1.2 The beginning of the trouble
The idea was to write some basic modules that would be easy to invoke after development and reduce repetitive work. In order to ensure that the code in any case will not be a bug, so you want to use the same code to crawl the Chinese site to get the text inside
Modify the two lines of code in the above code:
Click ( here) to collapse or open
- URL = ' http://sports.sina.com.cn/g/premierleague/index.shtml '
- Print(tree. XPath("//span[@class = ' sec_blk_title ']/text ()"))
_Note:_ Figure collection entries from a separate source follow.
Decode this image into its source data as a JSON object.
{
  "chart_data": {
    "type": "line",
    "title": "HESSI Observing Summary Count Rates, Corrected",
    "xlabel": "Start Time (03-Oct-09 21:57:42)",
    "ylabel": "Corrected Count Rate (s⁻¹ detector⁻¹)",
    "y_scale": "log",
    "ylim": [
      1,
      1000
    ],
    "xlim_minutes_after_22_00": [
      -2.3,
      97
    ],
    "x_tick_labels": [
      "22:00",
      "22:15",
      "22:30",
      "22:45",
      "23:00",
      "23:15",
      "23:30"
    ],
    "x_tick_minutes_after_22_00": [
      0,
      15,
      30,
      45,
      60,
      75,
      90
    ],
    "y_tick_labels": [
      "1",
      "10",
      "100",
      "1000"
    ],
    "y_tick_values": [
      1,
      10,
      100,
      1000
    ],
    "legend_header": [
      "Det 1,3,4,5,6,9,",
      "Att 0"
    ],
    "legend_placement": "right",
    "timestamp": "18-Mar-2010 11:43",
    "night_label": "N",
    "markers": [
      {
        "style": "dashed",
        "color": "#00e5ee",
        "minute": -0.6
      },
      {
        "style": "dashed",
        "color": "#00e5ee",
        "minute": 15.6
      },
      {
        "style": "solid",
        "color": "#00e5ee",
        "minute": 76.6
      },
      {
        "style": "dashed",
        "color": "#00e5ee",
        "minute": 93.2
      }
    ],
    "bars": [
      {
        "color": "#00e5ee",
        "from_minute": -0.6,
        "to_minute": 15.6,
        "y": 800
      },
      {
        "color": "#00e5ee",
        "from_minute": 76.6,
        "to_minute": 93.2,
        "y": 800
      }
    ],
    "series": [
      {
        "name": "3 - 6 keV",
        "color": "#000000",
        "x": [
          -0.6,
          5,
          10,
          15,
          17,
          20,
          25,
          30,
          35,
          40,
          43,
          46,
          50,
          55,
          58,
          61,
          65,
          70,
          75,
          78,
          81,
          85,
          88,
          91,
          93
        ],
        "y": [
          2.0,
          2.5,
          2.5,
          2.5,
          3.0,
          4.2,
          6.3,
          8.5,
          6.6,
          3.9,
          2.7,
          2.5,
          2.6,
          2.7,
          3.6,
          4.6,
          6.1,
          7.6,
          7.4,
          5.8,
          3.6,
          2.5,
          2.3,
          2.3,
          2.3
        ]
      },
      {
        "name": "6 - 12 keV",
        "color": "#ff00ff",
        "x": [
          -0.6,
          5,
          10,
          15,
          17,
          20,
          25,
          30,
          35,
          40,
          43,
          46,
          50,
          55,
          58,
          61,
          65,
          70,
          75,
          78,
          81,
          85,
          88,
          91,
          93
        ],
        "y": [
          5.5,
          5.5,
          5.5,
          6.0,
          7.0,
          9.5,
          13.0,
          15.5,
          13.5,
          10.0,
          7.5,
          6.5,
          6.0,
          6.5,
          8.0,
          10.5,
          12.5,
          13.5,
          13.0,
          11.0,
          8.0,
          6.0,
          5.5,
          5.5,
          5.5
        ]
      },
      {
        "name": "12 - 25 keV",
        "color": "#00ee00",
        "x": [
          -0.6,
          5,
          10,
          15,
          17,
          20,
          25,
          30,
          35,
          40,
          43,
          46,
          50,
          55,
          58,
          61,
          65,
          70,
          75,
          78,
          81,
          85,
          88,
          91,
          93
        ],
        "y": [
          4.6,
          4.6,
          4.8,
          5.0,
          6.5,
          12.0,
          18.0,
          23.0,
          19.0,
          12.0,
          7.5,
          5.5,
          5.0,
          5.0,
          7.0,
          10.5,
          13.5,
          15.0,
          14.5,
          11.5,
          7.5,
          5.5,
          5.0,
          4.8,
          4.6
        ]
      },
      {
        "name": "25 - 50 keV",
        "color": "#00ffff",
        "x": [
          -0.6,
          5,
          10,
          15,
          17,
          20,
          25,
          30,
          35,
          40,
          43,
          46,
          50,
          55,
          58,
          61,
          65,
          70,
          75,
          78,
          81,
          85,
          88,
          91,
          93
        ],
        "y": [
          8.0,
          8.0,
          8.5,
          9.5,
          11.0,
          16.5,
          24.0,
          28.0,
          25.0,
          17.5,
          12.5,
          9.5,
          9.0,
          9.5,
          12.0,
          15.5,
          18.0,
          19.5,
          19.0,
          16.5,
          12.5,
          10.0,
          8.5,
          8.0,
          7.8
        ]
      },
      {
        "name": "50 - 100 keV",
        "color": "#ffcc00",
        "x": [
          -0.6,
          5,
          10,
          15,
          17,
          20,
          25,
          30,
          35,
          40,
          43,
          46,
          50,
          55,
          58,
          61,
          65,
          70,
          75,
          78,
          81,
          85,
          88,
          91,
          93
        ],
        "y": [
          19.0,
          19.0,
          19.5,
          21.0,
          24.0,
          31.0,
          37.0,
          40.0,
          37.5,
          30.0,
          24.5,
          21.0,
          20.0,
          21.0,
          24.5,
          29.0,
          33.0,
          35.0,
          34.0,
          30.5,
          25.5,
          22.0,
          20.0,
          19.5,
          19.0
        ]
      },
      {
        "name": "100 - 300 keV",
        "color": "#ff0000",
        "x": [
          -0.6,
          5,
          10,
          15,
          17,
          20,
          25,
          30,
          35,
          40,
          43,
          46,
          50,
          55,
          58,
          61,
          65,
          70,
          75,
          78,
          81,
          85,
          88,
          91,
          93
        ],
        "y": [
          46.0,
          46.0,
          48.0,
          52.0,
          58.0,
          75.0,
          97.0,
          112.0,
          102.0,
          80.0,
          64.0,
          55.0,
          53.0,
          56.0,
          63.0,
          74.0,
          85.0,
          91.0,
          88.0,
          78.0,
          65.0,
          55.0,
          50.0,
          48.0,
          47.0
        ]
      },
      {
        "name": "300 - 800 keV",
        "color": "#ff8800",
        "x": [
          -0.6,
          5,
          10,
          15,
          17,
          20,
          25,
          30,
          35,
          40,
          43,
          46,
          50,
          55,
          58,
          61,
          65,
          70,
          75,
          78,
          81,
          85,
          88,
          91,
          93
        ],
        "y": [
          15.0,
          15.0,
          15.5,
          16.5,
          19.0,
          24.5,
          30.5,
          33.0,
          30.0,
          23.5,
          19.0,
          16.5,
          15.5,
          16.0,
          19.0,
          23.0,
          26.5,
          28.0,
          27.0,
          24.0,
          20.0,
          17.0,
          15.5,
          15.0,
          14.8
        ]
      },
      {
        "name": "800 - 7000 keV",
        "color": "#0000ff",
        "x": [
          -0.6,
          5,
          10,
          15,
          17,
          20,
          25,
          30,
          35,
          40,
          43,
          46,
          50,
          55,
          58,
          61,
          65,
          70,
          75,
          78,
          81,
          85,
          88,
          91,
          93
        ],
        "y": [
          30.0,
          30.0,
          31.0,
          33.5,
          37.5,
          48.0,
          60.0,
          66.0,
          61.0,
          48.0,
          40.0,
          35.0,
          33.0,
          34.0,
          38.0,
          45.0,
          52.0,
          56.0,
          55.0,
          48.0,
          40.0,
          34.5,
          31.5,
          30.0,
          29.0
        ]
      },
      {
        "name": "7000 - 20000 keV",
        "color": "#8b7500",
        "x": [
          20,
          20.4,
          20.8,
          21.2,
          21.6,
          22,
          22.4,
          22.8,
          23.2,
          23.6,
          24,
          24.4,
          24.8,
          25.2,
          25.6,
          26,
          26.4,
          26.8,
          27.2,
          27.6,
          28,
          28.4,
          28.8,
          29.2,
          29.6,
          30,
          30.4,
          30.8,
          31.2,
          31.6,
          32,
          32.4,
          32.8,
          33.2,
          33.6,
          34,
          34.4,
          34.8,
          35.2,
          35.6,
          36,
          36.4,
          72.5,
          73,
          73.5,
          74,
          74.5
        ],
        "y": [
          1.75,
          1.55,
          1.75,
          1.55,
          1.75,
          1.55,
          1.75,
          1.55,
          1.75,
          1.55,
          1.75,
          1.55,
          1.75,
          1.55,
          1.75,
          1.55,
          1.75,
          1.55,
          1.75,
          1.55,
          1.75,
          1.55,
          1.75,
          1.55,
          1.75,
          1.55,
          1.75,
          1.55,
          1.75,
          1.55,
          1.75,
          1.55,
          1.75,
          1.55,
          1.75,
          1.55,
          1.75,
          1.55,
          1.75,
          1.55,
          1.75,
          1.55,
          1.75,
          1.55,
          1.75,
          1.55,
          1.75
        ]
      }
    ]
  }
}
Running the program can be found in the statement print (req.text) output content, the Chinese font is already garbled. The final result output is ['?????? ȧ\x86é?\x91 ', '?? \x80?\x9c\x9f?\x9b\x9eé?? ')
2 garbled Solution
2.1 Trial and Error
Because the previous crawl csdn last page did not appear garbled problem, but in Sina Sports website garbled, so at that time thought not coding problem, thought is the document compression problem. Because CSDN gets the page header without the "content-encodings" attribute, but Sina sports gets the page header has the "content-encodings" attribute--"content-encoding:gzip".
View solutions for several related issues on the Web:
1. Http://stackoverflow.com/questions/3122145/zlib-error-error-3-while-decompressing-incorrect-header-check
2. http://blog.csdn.net/pxf1234567/article/details/42006697
3. http://blog.csdn.net/bytxl/article/details/21278249
Summary: Reference to the above-mentioned literature, the results still do not solve the problem, but consider whether the direction is wrong. However, this part of the work is not done in vain, many websites return data will have compression problems, after the work can also be used.
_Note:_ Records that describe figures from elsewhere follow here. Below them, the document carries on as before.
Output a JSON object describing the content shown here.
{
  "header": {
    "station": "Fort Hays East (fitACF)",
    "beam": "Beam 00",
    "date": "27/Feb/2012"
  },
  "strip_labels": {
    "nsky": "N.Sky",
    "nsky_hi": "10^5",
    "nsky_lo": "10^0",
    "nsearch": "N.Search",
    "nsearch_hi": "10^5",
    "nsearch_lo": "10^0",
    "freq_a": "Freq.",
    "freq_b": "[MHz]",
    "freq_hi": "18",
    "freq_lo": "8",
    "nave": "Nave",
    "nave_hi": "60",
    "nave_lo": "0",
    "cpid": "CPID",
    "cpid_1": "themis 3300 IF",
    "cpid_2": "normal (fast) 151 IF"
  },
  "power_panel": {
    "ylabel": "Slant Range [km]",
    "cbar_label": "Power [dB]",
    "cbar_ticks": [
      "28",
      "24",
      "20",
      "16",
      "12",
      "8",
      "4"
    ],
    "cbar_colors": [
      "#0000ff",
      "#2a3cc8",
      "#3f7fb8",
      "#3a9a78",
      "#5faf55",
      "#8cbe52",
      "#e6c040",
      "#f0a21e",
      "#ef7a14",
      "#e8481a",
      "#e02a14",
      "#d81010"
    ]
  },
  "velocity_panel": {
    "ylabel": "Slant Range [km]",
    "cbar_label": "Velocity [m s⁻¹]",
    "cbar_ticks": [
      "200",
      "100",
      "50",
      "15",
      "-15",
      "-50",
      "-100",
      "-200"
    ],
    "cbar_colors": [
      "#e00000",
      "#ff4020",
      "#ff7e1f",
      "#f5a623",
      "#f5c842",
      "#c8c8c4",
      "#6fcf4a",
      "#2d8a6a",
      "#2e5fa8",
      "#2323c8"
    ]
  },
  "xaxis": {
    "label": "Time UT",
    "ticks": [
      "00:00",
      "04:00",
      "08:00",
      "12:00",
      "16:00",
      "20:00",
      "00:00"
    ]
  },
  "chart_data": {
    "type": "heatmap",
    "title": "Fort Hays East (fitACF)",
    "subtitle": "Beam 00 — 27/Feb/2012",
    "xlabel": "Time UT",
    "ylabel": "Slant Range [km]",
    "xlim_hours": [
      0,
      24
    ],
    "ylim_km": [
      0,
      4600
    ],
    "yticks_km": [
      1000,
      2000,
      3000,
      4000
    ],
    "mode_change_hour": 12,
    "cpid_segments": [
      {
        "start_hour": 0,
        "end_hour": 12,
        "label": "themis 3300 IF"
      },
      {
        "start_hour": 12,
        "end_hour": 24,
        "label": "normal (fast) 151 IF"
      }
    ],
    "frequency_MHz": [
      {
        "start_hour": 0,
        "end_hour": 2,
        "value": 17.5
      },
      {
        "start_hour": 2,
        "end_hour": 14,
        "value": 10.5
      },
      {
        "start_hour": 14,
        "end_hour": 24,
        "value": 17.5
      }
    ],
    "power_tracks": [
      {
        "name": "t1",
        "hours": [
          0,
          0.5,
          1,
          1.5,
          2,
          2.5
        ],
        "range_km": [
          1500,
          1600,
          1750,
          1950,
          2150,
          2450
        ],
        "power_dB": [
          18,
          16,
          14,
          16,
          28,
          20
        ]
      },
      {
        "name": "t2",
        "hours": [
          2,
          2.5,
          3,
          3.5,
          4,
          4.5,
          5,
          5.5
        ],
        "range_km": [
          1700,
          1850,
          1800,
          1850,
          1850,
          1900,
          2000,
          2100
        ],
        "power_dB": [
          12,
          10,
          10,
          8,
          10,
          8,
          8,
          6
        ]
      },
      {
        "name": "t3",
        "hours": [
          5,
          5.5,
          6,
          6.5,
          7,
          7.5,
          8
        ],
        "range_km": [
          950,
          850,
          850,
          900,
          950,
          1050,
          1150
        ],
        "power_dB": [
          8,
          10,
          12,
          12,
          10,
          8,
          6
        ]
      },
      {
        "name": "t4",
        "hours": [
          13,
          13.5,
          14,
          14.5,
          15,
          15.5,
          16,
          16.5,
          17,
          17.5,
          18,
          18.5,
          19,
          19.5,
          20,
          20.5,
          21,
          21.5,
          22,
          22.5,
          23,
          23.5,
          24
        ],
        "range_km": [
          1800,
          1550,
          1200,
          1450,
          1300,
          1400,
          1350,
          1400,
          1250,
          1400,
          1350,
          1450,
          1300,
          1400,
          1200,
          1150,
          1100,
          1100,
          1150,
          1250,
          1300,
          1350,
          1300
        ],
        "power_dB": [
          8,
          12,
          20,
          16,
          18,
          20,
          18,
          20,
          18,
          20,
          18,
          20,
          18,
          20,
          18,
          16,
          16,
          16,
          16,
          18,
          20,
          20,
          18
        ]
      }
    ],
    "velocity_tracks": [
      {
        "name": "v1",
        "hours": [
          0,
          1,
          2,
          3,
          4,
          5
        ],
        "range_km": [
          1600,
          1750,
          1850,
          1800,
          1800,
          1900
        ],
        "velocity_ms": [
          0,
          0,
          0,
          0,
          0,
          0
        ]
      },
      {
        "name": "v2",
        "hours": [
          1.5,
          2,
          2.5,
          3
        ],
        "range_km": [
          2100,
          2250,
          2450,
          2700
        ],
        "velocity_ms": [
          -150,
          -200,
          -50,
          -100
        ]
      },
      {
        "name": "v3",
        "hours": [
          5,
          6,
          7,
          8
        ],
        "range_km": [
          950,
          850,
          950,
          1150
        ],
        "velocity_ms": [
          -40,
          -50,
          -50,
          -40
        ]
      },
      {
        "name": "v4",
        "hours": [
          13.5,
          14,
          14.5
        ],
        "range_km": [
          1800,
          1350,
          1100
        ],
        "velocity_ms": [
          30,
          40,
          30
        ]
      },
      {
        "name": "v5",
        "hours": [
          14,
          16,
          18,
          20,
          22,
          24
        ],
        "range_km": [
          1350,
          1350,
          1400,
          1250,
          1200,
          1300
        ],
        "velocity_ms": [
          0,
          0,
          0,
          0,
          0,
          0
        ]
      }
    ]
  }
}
2.2 Garbled Ultimate Solution
Later in the official document Response-content related content, explained that requests will automatically decode the content from the server. Requests based on the HTTP header's encoding of the response, provided that the HTTP headers of the response document does not have a relevant character set description. The official documentation also shows that if you create your own code and use the codecs module to register, you can easily use this decoder name as the value of r.encoding, and then by requests to handle the encoding for you. (You don't use the codecs module, so there's no code here, but using the codecs module is the easiest way to use the official version.) )
Another official document fragment explicitly says Reponse encoding processing:
Requests follows the RFC standard, encoding uses ISO-8859-1.
Requests does not guess the encoding unless the explicitly specified character set is present in the HTTP header, and the Content-type header field contains the text value.
Now directly on the experimental results, add the following code snippet to the original code:
Click ( here) to collapse or open
- Print(req. Headers[' Content-type '])
- Print(req. Encoding)
- Print(req.apparent_encoding)
- Print(Requests. Utils.get_encodings_from_content(page_content. Text))
The output results are:
Text/html
Encoding of Iso-8859-1#response content
Utf-8#response code set in headers
[' Utf-8 '] #response返回的html the code set in the header tag
The returned content is ' iso-8859-1 ', so garbled, and actually we should use ' utf-8 ' encoding
Summary: When the response code is ' iso-8859-1 ', we should first look for the code set by the response header, and if this code does not exist, look at the code for the header setting of the returned HTML, as follows:
Click ( here) to collapse or open
- If req. encoding == ' iso-8859-1 ':
- Encodings = Requests. Utils. Get_encodings_from_content(req. Text)
- If encodings:
- Encoding = Encodings[0]
- Else:
- Encoding = req. apparent_encoding
- Encode_content = req. Content. Decode(encoding, ' replace '). Encode(' utf-8 ') , ' replace ')
Resources:
1. http://blog.csdn.net/a491057947/article/details/47292923
2. http://docs.python-requests.org/en/latest/user/quickstart/#response-content
Python+requests Crawl site encountered Chinese garbled how to do?